A Broadway revival directed by Tom Moore opened at the Circle in the Square Theatre on June 15, 1978 following 21 previews and ran for 85 performances. The cast included John Lithgow as George Lewis, Deborah May as May Daniels, Treat Williams as Jerry Hyland, Jayne Meadows as Helen Hobart, George S. Irving as Herman Glogauer, Lee Meredith as Florabel Leigh, Julia Duffy as Susan Walker, Michael Jeter as one of the pages, and Max Wright, who won the Theatre World Award for his portrayal of Lawrence Vail.

In 1979, Trevor Nunn directed a Royal Shakespeare Company production at the Aldwych Theatre in London, with a cast that included David Suchet, Richard Griffiths, Zoë Wanamaker, Peter McEnery, Ian Charleson, Juliet Stevenson, and David Bradley. Gillian Lynne notably staged the elaborate John Napier scene changes and an unforgettable fifteen minute tap-dancing finale. Nunn was nominated for an Olivier Award for his direction.

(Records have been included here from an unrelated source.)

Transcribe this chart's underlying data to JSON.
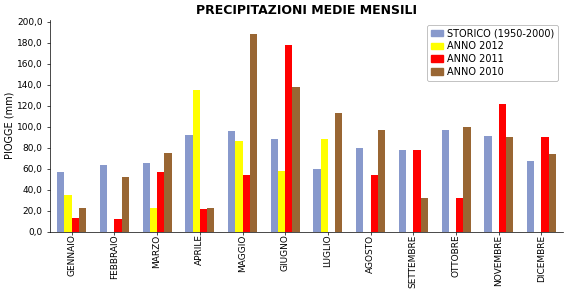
{
  "title": "PRECIPITAZIONI MEDIE MENSILI",
  "ylabel": "PIOGGE (mm)",
  "categories": [
    "GENNAIO",
    "FEBBRAIO",
    "MARZO",
    "APRILE",
    "MAGGIO",
    "GIUGNO",
    "LUGLIO",
    "AGOSTO",
    "SETTEMBRE",
    "OTTOBRE",
    "NOVEMBRE",
    "DICEMBRE"
  ],
  "series": {
    "STORICO (1950-2000)": [
      57,
      64,
      65,
      92,
      96,
      88,
      60,
      80,
      78,
      97,
      91,
      67
    ],
    "ANNO 2012": [
      35,
      0,
      23,
      135,
      86,
      58,
      88,
      0,
      0,
      0,
      0,
      0
    ],
    "ANNO 2011": [
      13,
      12,
      57,
      22,
      54,
      178,
      0,
      54,
      78,
      32,
      122,
      90
    ],
    "ANNO 2010": [
      23,
      52,
      75,
      23,
      188,
      138,
      113,
      97,
      32,
      100,
      90,
      74
    ]
  },
  "colors": {
    "STORICO (1950-2000)": "#8899CC",
    "ANNO 2012": "#FFFF00",
    "ANNO 2011": "#FF0000",
    "ANNO 2010": "#996633"
  },
  "ylim": [
    0,
    200
  ],
  "yticks": [
    0,
    20,
    40,
    60,
    80,
    100,
    120,
    140,
    160,
    180,
    200
  ],
  "ytick_labels": [
    "0,0",
    "20,0",
    "40,0",
    "60,0",
    "80,0",
    "100,0",
    "120,0",
    "140,0",
    "160,0",
    "180,0",
    "200,0"
  ],
  "background_color": "#FFFFFF",
  "title_fontsize": 9,
  "legend_fontsize": 7,
  "axis_label_fontsize": 7,
  "tick_fontsize": 6.5,
  "bar_width": 0.17
}
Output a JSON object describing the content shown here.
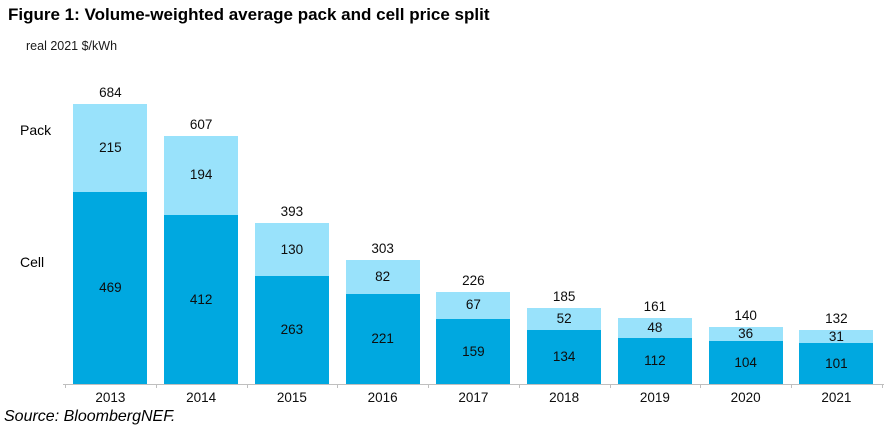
{
  "figure": {
    "title": "Figure 1: Volume-weighted average pack and cell price split",
    "unit_label": "real 2021 $/kWh",
    "source": "Source: BloombergNEF."
  },
  "series_labels": {
    "pack": "Pack",
    "cell": "Cell"
  },
  "colors": {
    "pack_fill": "#99E2FB",
    "cell_fill": "#00A8E0",
    "axis_line": "#BFBFBF",
    "label_text": "#0D0D0D"
  },
  "chart_data": {
    "type": "bar",
    "stacked": true,
    "title": "Figure 1: Volume-weighted average pack and cell price split",
    "ylabel": "real 2021 $/kWh",
    "xlabel": "",
    "categories": [
      "2013",
      "2014",
      "2015",
      "2016",
      "2017",
      "2018",
      "2019",
      "2020",
      "2021"
    ],
    "series": [
      {
        "name": "Cell",
        "color": "#00A8E0",
        "values": [
          469,
          412,
          263,
          221,
          159,
          134,
          112,
          104,
          101
        ]
      },
      {
        "name": "Pack",
        "color": "#99E2FB",
        "values": [
          215,
          194,
          130,
          82,
          67,
          52,
          48,
          36,
          31
        ]
      }
    ],
    "totals": [
      684,
      607,
      393,
      303,
      226,
      185,
      161,
      140,
      132
    ],
    "ylim": [
      0,
      700
    ],
    "grid": false,
    "data_labels": true,
    "legend_entries": [
      "Pack",
      "Cell"
    ],
    "legend_position": "left-of-plot"
  }
}
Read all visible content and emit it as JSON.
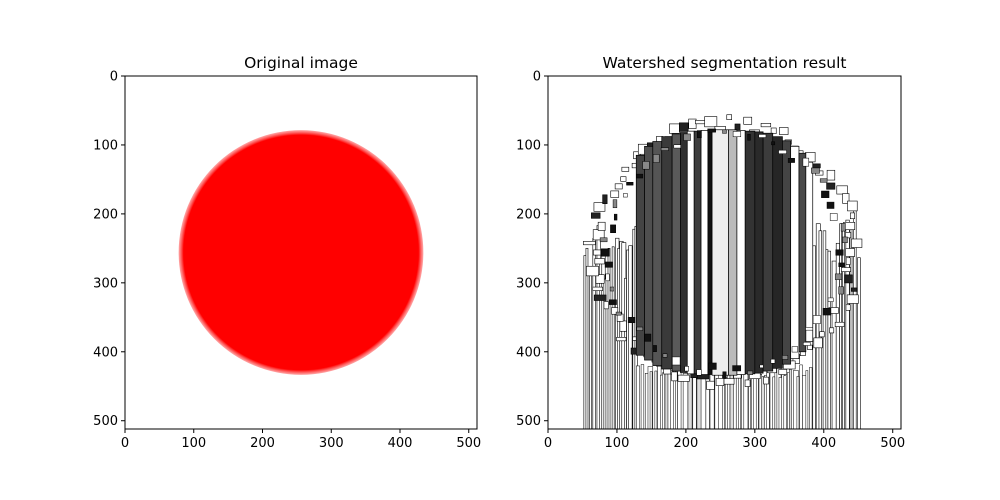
{
  "chart_data": [
    {
      "type": "image",
      "title": "Original image",
      "x_ticks": [
        "0",
        "100",
        "200",
        "300",
        "400",
        "500"
      ],
      "y_ticks": [
        "0",
        "100",
        "200",
        "300",
        "400",
        "500"
      ],
      "xlim": [
        0,
        512
      ],
      "ylim": [
        512,
        0
      ],
      "circle": {
        "cx": 256,
        "cy": 256,
        "r": 178,
        "color": "#ff0000"
      },
      "background": "#ffffff"
    },
    {
      "type": "image",
      "title": "Watershed segmentation result",
      "x_ticks": [
        "0",
        "100",
        "200",
        "300",
        "400",
        "500"
      ],
      "y_ticks": [
        "0",
        "100",
        "200",
        "300",
        "400",
        "500"
      ],
      "xlim": [
        0,
        512
      ],
      "ylim": [
        512,
        0
      ],
      "colormap": "gray",
      "bands": [
        {
          "x0": 128,
          "x1": 140,
          "y0": 115,
          "y1": 405,
          "shade": "#444444"
        },
        {
          "x0": 140,
          "x1": 152,
          "y0": 102,
          "y1": 412,
          "shade": "#4f4f4f"
        },
        {
          "x0": 152,
          "x1": 165,
          "y0": 95,
          "y1": 420,
          "shade": "#555555"
        },
        {
          "x0": 165,
          "x1": 180,
          "y0": 88,
          "y1": 425,
          "shade": "#3a3a3a"
        },
        {
          "x0": 180,
          "x1": 192,
          "y0": 84,
          "y1": 428,
          "shade": "#5a5a5a"
        },
        {
          "x0": 192,
          "x1": 202,
          "y0": 82,
          "y1": 430,
          "shade": "#2f2f2f"
        },
        {
          "x0": 202,
          "x1": 212,
          "y0": 80,
          "y1": 432,
          "shade": "#ffffff"
        },
        {
          "x0": 212,
          "x1": 222,
          "y0": 80,
          "y1": 432,
          "shade": "#3d3d3d"
        },
        {
          "x0": 222,
          "x1": 232,
          "y0": 79,
          "y1": 433,
          "shade": "#ffffff"
        },
        {
          "x0": 232,
          "x1": 238,
          "y0": 79,
          "y1": 433,
          "shade": "#111111"
        },
        {
          "x0": 238,
          "x1": 262,
          "y0": 78,
          "y1": 434,
          "shade": "#eeeeee"
        },
        {
          "x0": 262,
          "x1": 274,
          "y0": 78,
          "y1": 434,
          "shade": "#bbbbbb"
        },
        {
          "x0": 274,
          "x1": 286,
          "y0": 79,
          "y1": 433,
          "shade": "#ffffff"
        },
        {
          "x0": 286,
          "x1": 300,
          "y0": 80,
          "y1": 432,
          "shade": "#333333"
        },
        {
          "x0": 300,
          "x1": 312,
          "y0": 81,
          "y1": 431,
          "shade": "#2a2a2a"
        },
        {
          "x0": 312,
          "x1": 326,
          "y0": 83,
          "y1": 428,
          "shade": "#3c3c3c"
        },
        {
          "x0": 326,
          "x1": 340,
          "y0": 88,
          "y1": 424,
          "shade": "#262626"
        },
        {
          "x0": 340,
          "x1": 352,
          "y0": 94,
          "y1": 418,
          "shade": "#444444"
        },
        {
          "x0": 352,
          "x1": 364,
          "y0": 102,
          "y1": 410,
          "shade": "#ffffff"
        },
        {
          "x0": 364,
          "x1": 374,
          "y0": 112,
          "y1": 400,
          "shade": "#4a4a4a"
        },
        {
          "x0": 374,
          "x1": 384,
          "y0": 125,
          "y1": 385,
          "shade": "#ffffff"
        }
      ],
      "edge_strips": [
        {
          "x0": 52,
          "x1": 128,
          "y_top": 210
        },
        {
          "x0": 384,
          "x1": 450,
          "y_top": 185
        }
      ],
      "bottom_strips": {
        "x0": 128,
        "x1": 384
      }
    }
  ]
}
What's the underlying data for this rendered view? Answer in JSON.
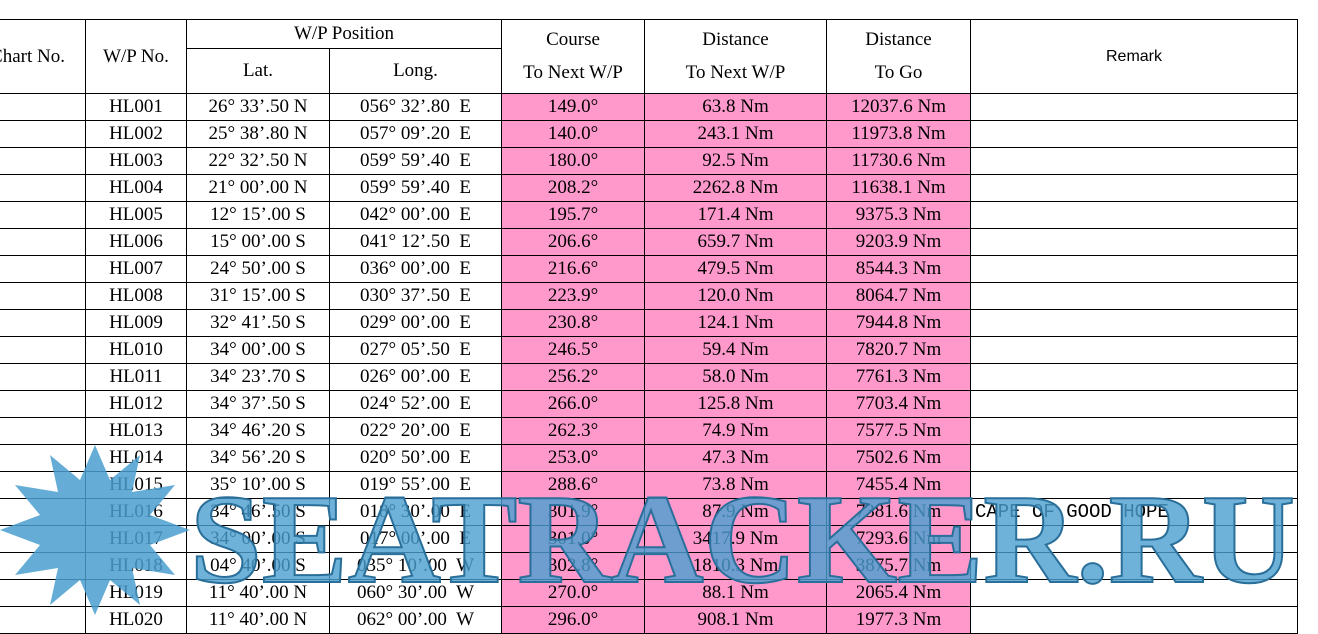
{
  "header": {
    "chart_no": "Chart No.",
    "wp_no": "W/P No.",
    "wp_position": "W/P Position",
    "lat": "Lat.",
    "long": "Long.",
    "course": "Course",
    "course_sub": "To Next W/P",
    "distance": "Distance",
    "distance_sub": "To Next W/P",
    "distance_to_go": "Distance",
    "to_go": "To Go",
    "remark": "Remark"
  },
  "rows": [
    {
      "wp": "HL001",
      "lat": "26° 33’.50 N",
      "long": "056° 32’.80  E",
      "course": "149.0°",
      "distance": "63.8 Nm",
      "to_go": "12037.6 Nm"
    },
    {
      "wp": "HL002",
      "lat": "25° 38’.80 N",
      "long": "057° 09’.20  E",
      "course": "140.0°",
      "distance": "243.1 Nm",
      "to_go": "11973.8 Nm"
    },
    {
      "wp": "HL003",
      "lat": "22° 32’.50 N",
      "long": "059° 59’.40  E",
      "course": "180.0°",
      "distance": "92.5 Nm",
      "to_go": "11730.6 Nm"
    },
    {
      "wp": "HL004",
      "lat": "21° 00’.00 N",
      "long": "059° 59’.40  E",
      "course": "208.2°",
      "distance": "2262.8 Nm",
      "to_go": "11638.1 Nm"
    },
    {
      "wp": "HL005",
      "lat": "12° 15’.00 S",
      "long": "042° 00’.00  E",
      "course": "195.7°",
      "distance": "171.4 Nm",
      "to_go": "9375.3 Nm"
    },
    {
      "wp": "HL006",
      "lat": "15° 00’.00 S",
      "long": "041° 12’.50  E",
      "course": "206.6°",
      "distance": "659.7 Nm",
      "to_go": "9203.9 Nm"
    },
    {
      "wp": "HL007",
      "lat": "24° 50’.00 S",
      "long": "036° 00’.00  E",
      "course": "216.6°",
      "distance": "479.5 Nm",
      "to_go": "8544.3 Nm"
    },
    {
      "wp": "HL008",
      "lat": "31° 15’.00 S",
      "long": "030° 37’.50  E",
      "course": "223.9°",
      "distance": "120.0 Nm",
      "to_go": "8064.7 Nm"
    },
    {
      "wp": "HL009",
      "lat": "32° 41’.50 S",
      "long": "029° 00’.00  E",
      "course": "230.8°",
      "distance": "124.1 Nm",
      "to_go": "7944.8 Nm"
    },
    {
      "wp": "HL010",
      "lat": "34° 00’.00 S",
      "long": "027° 05’.50  E",
      "course": "246.5°",
      "distance": "59.4 Nm",
      "to_go": "7820.7 Nm"
    },
    {
      "wp": "HL011",
      "lat": "34° 23’.70 S",
      "long": "026° 00’.00  E",
      "course": "256.2°",
      "distance": "58.0 Nm",
      "to_go": "7761.3 Nm"
    },
    {
      "wp": "HL012",
      "lat": "34° 37’.50 S",
      "long": "024° 52’.00  E",
      "course": "266.0°",
      "distance": "125.8 Nm",
      "to_go": "7703.4 Nm"
    },
    {
      "wp": "HL013",
      "lat": "34° 46’.20 S",
      "long": "022° 20’.00  E",
      "course": "262.3°",
      "distance": "74.9 Nm",
      "to_go": "7577.5 Nm"
    },
    {
      "wp": "HL014",
      "lat": "34° 56’.20 S",
      "long": "020° 50’.00  E",
      "course": "253.0°",
      "distance": "47.3 Nm",
      "to_go": "7502.6 Nm"
    },
    {
      "wp": "HL015",
      "lat": "35° 10’.00 S",
      "long": "019° 55’.00  E",
      "course": "288.6°",
      "distance": "73.8 Nm",
      "to_go": "7455.4 Nm"
    },
    {
      "wp": "HL016",
      "lat": "34° 46’.50 S",
      "long": "018° 30’.00  E",
      "course": "301.9°",
      "distance": "87.9 Nm",
      "to_go": "7381.6 Nm",
      "remark": "CAPE OF GOOD HOPE"
    },
    {
      "wp": "HL017",
      "lat": "34° 00’.00 S",
      "long": "017° 00’.00  E",
      "course": "301.0°",
      "distance": "3417.9 Nm",
      "to_go": "7293.6 Nm"
    },
    {
      "wp": "HL018",
      "lat": "04° 40’.00 S",
      "long": "035° 10’.00  W",
      "course": "302.8°",
      "distance": "1810.3 Nm",
      "to_go": "3875.7 Nm"
    },
    {
      "wp": "HL019",
      "lat": "11° 40’.00 N",
      "long": "060° 30’.00  W",
      "course": "270.0°",
      "distance": "88.1 Nm",
      "to_go": "2065.4 Nm"
    },
    {
      "wp": "HL020",
      "lat": "11° 40’.00 N",
      "long": "062° 00’.00  W",
      "course": "296.0°",
      "distance": "908.1 Nm",
      "to_go": "1977.3 Nm"
    }
  ],
  "watermark": "SEATRACKER.RU"
}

A London production directed by Edward Hall opened at the Royal National Theatre on December 5, 2005 and ran until March 11, 2006. It featured David Suchet as Herman Glogauer, Adrian Scarborough as George Lewis, and Victoria Hamilton as May Daniels.[2]

Adaptations[edit]

The play was sold to Hollywood. The film version was released by Universal Studios in 1932, starring Jack Oakie, Sidney Fox, Louise Fazenda, Aline MacMahon, and Zasu Pitts.